La Iglesia española envía hoy a uno de sus obispos ante la cuna del divino Niño con el encargo de honrar su nacimiento. A primera vista parece que las alabanzas que oímos de boca de Ildefonso no tienen más objeto que honrar a María; pero ¿se puede honrar a la Madre sin proclamar la gloria del Hijo, en cuyo alumbramiento radican todas las grandezas de aquella? En medio de ese coro de ilustres Pontífices que honraron el episcopado español en el siglo VII y VIII, aparece en primer lugar Ildefonso, el Doctor de la Virginidad de Maria, como Atanasio lo fué de la Divinidad del Verbo, Basilio de la Divinidad del Espíritu Santo, y Agustín de la Gracia. El arzobispo de Toledo expuso su enseñanza con profunda doctrina y gran elocuencia, probando al mismo tiempo, contra los judíos, que María concibió sin perder su virginidad; contra los adeptos de Joviniano, que permaneció Virgen en el parto, y contra los secuaces de Helvidios que fué Virgen después del parto. Antes que él habían tratado otros Doctores estas cuestiones separadamente; Ildefonso reunió en un haz luminoso todas esas luces, y mereció que una Virgen Mártir saliese de su sepultura para felicitarle por haber defendido el honor de la Reina de los cielos. Finalmente, la misma María, le vistió con sus manos virginales una maravillosa casulla que anunciaba el resplandor del vestido luminoso con que brilla Ildefonso eternamente, al pie del trono de la Madre de Dios.
Vida
San Ildefonso nació en Toledo. Fué discípulo de San Isidoro durante doce años en Sevilla, y luego Arcediano de Toledo. Poco después hizo profesión y fué elegido Abad del monasterio benedictino Agállense. Electo arzobispo de Toledo fué muy útil a su pueblo, por su doctrina, ejemplos y milagros. Refutó a los herejes que negaban la perpetua virginidad de María, la cual se le apareció para premiar su celo. Murió en 667 y su cuerpo descansa actualmente en Zamora.
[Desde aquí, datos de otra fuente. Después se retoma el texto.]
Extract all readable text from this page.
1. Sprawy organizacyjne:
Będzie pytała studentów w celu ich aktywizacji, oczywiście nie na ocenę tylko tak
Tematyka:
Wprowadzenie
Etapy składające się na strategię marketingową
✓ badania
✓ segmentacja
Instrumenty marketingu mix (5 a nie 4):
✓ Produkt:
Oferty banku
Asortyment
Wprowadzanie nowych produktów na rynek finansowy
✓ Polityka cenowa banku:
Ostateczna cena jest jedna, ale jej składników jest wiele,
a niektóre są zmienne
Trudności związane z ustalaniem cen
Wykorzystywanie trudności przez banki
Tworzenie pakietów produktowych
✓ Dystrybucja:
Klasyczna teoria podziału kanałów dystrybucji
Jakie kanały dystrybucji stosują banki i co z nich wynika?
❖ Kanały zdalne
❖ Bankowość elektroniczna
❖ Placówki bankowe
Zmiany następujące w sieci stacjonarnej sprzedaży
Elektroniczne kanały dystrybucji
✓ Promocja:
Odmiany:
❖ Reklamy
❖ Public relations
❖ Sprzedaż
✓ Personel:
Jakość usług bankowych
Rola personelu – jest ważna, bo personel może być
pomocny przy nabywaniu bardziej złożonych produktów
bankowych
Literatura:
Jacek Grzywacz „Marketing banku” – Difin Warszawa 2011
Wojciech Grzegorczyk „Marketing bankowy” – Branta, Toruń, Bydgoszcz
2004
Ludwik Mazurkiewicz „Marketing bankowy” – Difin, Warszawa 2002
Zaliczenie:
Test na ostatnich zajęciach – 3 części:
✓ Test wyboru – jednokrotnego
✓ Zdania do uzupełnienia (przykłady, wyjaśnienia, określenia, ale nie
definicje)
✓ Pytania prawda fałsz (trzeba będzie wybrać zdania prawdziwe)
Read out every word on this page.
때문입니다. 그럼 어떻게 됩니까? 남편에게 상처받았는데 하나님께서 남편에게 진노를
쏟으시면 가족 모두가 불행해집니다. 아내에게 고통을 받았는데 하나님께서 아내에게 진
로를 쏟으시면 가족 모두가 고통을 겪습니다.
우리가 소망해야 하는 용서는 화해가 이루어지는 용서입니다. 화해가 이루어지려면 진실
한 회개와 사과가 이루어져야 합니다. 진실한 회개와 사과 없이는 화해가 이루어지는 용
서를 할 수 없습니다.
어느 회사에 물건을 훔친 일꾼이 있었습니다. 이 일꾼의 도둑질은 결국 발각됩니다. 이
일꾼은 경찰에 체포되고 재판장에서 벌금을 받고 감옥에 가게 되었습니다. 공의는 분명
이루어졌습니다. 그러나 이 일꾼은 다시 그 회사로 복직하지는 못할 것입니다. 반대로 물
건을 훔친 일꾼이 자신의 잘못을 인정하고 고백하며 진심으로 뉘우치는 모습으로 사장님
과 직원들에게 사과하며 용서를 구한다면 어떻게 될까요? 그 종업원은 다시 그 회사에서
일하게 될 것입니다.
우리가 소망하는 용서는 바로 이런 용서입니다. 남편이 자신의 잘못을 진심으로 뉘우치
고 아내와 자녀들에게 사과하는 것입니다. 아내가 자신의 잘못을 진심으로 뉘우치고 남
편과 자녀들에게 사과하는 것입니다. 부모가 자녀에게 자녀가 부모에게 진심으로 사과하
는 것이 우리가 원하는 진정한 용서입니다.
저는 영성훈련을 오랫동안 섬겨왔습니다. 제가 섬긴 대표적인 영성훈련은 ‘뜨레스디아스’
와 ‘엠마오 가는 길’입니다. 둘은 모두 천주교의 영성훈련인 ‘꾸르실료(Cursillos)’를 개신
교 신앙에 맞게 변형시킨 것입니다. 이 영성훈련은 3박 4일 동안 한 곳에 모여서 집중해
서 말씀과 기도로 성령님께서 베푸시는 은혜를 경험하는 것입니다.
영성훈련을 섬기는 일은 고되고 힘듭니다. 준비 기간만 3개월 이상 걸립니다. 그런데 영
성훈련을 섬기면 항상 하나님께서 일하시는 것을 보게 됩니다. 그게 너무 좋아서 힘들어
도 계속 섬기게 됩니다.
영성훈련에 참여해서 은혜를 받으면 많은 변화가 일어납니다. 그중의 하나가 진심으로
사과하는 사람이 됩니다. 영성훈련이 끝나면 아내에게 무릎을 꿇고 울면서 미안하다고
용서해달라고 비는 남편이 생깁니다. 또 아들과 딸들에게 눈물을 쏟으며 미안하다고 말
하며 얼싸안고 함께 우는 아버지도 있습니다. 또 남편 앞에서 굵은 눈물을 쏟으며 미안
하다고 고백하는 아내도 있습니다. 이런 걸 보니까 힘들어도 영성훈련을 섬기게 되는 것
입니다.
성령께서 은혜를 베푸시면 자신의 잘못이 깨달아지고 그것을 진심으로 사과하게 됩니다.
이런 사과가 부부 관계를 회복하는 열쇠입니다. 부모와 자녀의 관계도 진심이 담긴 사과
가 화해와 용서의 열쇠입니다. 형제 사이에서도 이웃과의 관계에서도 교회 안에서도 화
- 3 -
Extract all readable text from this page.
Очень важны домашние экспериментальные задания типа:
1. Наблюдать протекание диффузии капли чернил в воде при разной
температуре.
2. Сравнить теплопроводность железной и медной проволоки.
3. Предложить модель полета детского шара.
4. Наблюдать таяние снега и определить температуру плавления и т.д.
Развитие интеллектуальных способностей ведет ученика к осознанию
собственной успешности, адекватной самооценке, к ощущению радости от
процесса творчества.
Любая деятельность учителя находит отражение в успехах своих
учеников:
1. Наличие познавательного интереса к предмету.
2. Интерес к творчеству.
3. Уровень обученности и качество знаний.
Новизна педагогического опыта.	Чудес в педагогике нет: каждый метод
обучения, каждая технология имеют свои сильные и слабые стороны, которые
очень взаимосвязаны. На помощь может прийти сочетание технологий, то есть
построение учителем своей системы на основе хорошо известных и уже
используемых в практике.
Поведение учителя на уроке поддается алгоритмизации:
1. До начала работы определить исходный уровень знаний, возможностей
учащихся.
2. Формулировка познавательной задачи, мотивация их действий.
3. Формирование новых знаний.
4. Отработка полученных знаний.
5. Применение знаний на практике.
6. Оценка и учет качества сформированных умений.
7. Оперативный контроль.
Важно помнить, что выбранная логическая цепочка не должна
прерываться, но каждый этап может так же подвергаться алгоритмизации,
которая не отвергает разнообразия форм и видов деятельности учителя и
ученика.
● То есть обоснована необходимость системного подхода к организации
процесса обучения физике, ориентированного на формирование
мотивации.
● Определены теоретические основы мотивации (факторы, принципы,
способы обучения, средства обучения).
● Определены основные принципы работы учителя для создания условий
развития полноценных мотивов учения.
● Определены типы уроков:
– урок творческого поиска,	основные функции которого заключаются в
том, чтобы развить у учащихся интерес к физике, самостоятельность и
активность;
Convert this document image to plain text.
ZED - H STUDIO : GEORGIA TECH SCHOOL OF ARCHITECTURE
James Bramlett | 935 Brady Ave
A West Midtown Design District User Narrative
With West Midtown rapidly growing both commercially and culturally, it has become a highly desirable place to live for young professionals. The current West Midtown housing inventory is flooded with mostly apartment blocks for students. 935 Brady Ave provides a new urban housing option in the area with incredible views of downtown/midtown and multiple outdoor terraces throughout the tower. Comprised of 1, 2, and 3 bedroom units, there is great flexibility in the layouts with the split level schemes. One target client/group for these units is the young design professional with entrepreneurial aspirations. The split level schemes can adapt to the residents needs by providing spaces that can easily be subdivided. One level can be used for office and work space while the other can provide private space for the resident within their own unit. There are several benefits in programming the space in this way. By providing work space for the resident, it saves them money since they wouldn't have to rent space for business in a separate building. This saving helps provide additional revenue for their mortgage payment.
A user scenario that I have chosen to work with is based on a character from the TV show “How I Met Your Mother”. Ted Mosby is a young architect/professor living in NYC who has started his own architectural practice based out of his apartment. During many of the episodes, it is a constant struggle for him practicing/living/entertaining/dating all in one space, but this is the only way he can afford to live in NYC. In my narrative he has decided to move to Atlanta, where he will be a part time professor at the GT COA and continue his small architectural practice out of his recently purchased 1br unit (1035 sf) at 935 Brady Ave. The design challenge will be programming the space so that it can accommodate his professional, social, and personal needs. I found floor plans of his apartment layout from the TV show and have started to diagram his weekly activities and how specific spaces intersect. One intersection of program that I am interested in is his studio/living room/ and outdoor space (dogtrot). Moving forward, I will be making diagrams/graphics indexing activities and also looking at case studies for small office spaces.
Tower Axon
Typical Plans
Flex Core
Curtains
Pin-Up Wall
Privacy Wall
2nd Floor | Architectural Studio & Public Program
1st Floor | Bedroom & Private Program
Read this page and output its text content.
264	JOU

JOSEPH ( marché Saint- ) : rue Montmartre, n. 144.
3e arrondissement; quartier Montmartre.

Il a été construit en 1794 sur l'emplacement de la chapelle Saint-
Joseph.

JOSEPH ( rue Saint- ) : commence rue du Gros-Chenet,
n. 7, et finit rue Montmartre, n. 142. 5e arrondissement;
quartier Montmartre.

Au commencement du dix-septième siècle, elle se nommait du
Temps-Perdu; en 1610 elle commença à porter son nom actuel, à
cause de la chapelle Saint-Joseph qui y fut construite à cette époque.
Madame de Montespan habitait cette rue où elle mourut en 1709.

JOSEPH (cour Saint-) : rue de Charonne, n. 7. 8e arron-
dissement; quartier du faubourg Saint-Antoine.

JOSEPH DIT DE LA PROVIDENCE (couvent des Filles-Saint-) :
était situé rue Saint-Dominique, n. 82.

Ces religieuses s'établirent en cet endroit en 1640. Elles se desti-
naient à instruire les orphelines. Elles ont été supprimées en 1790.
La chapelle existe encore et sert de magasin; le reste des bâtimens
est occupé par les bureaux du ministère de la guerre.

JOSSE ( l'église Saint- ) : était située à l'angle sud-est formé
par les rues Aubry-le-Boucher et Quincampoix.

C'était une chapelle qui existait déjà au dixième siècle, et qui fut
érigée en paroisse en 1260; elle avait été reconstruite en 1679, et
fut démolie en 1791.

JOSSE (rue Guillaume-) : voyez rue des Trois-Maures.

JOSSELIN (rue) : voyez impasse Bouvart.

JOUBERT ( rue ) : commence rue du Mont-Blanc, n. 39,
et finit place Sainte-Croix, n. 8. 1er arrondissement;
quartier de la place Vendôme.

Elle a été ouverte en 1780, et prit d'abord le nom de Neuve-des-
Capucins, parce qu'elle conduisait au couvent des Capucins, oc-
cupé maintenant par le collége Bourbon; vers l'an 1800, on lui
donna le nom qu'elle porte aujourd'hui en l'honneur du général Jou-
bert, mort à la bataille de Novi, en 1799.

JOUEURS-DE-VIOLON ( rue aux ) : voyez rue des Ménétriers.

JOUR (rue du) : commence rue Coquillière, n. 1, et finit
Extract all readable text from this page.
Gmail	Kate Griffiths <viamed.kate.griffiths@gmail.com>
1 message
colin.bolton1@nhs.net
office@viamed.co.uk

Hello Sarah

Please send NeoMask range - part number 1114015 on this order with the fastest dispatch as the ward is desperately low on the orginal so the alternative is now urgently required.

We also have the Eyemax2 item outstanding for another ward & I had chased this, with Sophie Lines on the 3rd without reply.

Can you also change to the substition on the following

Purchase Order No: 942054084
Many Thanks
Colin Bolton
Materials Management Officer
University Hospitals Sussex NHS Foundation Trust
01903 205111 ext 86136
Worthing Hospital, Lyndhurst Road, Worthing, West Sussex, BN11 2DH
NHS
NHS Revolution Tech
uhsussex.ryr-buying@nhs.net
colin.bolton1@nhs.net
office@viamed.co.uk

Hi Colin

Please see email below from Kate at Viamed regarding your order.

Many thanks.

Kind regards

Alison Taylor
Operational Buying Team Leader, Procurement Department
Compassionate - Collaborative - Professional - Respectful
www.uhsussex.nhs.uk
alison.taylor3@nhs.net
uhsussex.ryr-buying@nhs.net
Gloria a ti, oh santo Pontífice, que te elevas con tanto honor en esta tierra de España tan fecunda en valientes caballeros de María: Véte a ocupar un puesto junto a la cuna, donde esa Madre incomparable vela amorosamente al lado de su Hijo, el cual, siendo al mismo tiempo su Dios y su Hijo, consagró su virginidad en vez de lastimarla. Encomiéndanos a su ternura; recuérdala que es también Madre nuestra. Ruégala que atienda los himnos que entonamos en su honor, y que haga aceptar al Emmanuel el homenaje de nuestros corazones. Con el fin de ser bien acogidos por ella, nos atrevemos, oh Doctor, de la Virginidad de María, a tomar tus palabras y decirlas contigo: “A ti acudo ahora, Virgen única, Madre de Dios; a tus pies me prosterno, cooperadora única de la Encarnación de mi Dios; ante ti me humillo, Madre única de mi Señor. Suplicóte, sierva sin par de tu Hijo, que obtengas el perdón de mis pecados y ordenes que sea purificado de la maldad de mis obras. Haz que ame la gloria de tu virginidad; revélame la dulzura de tu Hijo; dame la gracia de hablar con toda sinceridad de la fe de tu Hijo, y de saber defenderla. Concédeme la gracia de unirme a Dios y a ti, de serviros a ambos: a Él como a mi Creador; a ti, como a la Madre de mi Creador; a Él como al Señor de los ejércitos; a ti como a la sierva del Señor de todo lo creado; a Él como a Dios, a ti, como a la Madre de Dios; a Él como a mi Redentor, a ti, como al instrumento de mi redención. Si Él fué precio de mi rescate, su carne fue formada de tu carne; de tu sustancia tomó el cuerpo mortal con el cual borró mis pecados; de ti se dignó tomar mi naturaleza, a la que elevó por encima de los Ángeles hasta la gloria del trono de su Padre.
Debo ser por tanto tu esclavo, pues tu Hijo es mi Señor. Tú eres mi Señora porque eres la sierva de mi Señor. Soy el esclavo de la esclava de mi Señor, porque tú, que eres mi Señora, eres Madre de mi Señor. Te suplico, oh Virgen santa, hagas que posea a Jesús, por la virtud de Aquel mismo Espíritu, por medio del cual concebiste tú a Jesús; que conozca a Jesús, por el mismo Espíritu que a ti te hizo conocer y concebir a Jesús; que hable yo de Jesús, por el mismo Espíritu por el cual tú te declaraste sierva del Señor; que ame a Jesús, por el mismo Espíritu por medio del cual tú le adoras como a tu Señor y le amas como a Hijo tuyo; que obedezca finalmente, a Jesús con la misma sinceridad con que Él, siendo Dios, te obedeció a ti y a José.”